Allo stesso modo, il Tribunale di Napoli, in data 25/05/2020 ha riconosciuto, a seguito dell’emergenza epidemiologica, la protezione internazionale ad un cittadino pakistano. Stabilendo che: “ alla luce dell’estensione dell’epidemia di coronavirus… e delle gravi carenze del servizio sanitario pubblico… ritiene il Collegio che la domanda di protezione umanitaria possa essere accolta, poiché il rientro in patria in questo momento porrebbe il ricorrente in condizione di estrema vulnerabilità… sicché il bilanciamento di interessi da compiersi in adesione alla nota pronunzia della S.C. n. 4455/19, sicuramente deve ritenersi prevalente la tutela del diritto fondamentale del ricorrente alla salute, che , in caso di rimpatrio verrebbe gravemente compromesso”.

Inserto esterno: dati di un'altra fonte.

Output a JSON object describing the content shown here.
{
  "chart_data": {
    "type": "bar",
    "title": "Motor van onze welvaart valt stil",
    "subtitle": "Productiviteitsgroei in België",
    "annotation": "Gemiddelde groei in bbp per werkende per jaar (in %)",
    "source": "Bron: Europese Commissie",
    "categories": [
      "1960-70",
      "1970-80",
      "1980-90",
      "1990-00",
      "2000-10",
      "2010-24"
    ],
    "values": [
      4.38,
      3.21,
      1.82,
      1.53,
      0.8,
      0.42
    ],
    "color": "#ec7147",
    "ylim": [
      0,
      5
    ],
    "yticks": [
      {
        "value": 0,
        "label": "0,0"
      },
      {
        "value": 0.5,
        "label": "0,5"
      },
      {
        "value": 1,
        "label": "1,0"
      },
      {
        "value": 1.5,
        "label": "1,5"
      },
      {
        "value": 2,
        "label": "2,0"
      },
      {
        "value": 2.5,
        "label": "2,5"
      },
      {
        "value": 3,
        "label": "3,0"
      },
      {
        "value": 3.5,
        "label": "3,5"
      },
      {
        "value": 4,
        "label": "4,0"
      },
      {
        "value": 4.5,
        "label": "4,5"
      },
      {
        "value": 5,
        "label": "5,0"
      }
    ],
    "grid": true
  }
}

In tal senso si è pronunciato anche il Tribunale di Milano, che in data 28/10/20 ha riconosciuto ad un altro richiedente asilo del Pakistan la protezione umanitaria, in relazione al rischio di lesione del diritto alla salute derivante dall’attuale pandemia da COVID-19. In questo caso il Collegio ha operato un’ampia ricostruzione, anche giurisprudenziale, dei principi in materia di protezione umanitaria, analizzando il concetto di «vulnerabilità», ribadendo la necessità di effettuare una comparazione attenuata qualora emerga una situazione di particolare o eccezionale vulnerabilità. Nell’effettuare detta comparazione, il Tribunale premette che devono essere tenuti in considerazione tutti gli elementi importanti, ivi compreso il cosiddetto “fatto notorio”, quale è nel caso di specie la pandemia da Covid-19. Al termine di tale ragionamento il Tribunale esaminando sia la situazione pandemica nel suo complesso che il sistema sanitario (assai precario e privatizzato), conclude che vi è effettivamente un rischio di lesione del diritto del ricorrente di godere, in caso di rimpatrio, dei diritti minimi della persona.

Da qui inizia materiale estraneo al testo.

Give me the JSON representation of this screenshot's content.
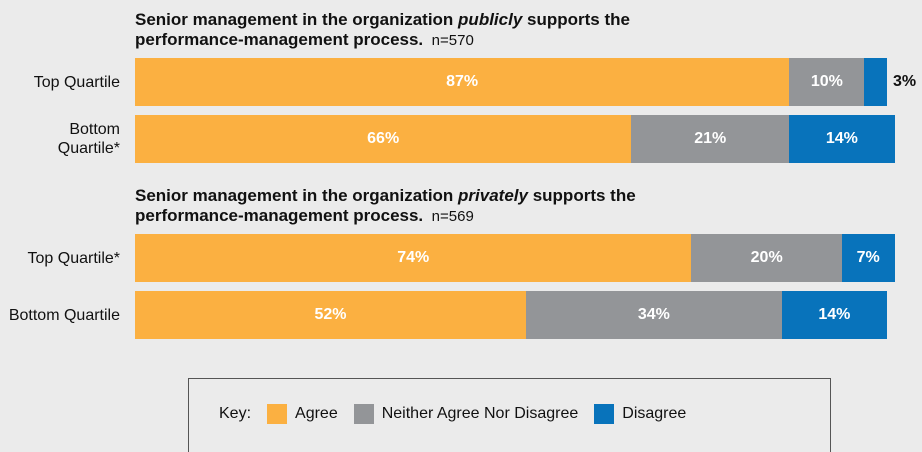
{
  "chart_data": [
    {
      "type": "stacked-bar-horizontal",
      "title": [
        "Senior management in the organization ",
        "publicly",
        " supports the performance-management process."
      ],
      "note": "n=570",
      "categories": [
        "Top Quartile",
        "Bottom Quartile*"
      ],
      "series": [
        {
          "name": "Agree",
          "color": "#fbb041",
          "values": [
            87,
            66
          ],
          "value_labels": [
            "87%",
            "66%"
          ]
        },
        {
          "name": "Neither Agree Nor Disagree",
          "color": "#939598",
          "values": [
            10,
            21
          ],
          "value_labels": [
            "10%",
            "21%"
          ]
        },
        {
          "name": "Disagree",
          "color": "#0873bb",
          "values": [
            3,
            14
          ],
          "value_labels": [
            "3%",
            "14%"
          ]
        }
      ]
    },
    {
      "type": "stacked-bar-horizontal",
      "title": [
        "Senior management in the organization ",
        "privately",
        " supports the performance-management process."
      ],
      "note": "n=569",
      "categories": [
        "Top Quartile*",
        "Bottom Quartile"
      ],
      "series": [
        {
          "name": "Agree",
          "color": "#fbb041",
          "values": [
            74,
            52
          ],
          "value_labels": [
            "74%",
            "52%"
          ]
        },
        {
          "name": "Neither Agree Nor Disagree",
          "color": "#939598",
          "values": [
            20,
            34
          ],
          "value_labels": [
            "20%",
            "34%"
          ]
        },
        {
          "name": "Disagree",
          "color": "#0873bb",
          "values": [
            7,
            14
          ],
          "value_labels": [
            "7%",
            "14%"
          ]
        }
      ]
    }
  ],
  "legend": {
    "title": "Key:"
  }
}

Nello stesso senso si è pronunciato sempre Tribunale di Milano in data 21.10.2020 L’organo giudicante ha, innanzitutto, ritenuto sproporzionati i due contesti di vita (quello italiano e quello relativo al paese di origine del richiedente, la Costa d’Avorio) stabilendo che lo stesso era meritevole di ottenere protezione internazionale poiché vi erano, nel Paese di origine, evidenti lacune relative “…in particolare al godimento del diritto alla salute, considerato altresì che i già esistenti profili di vulnerabilità del richiedente da un lato verrebbero accentuati dal rimpatrio e, dell’altro, non farebbero che esacerbarne le conseguenze in un contesto … già fortemente minato dalla pandemia in corso… ”.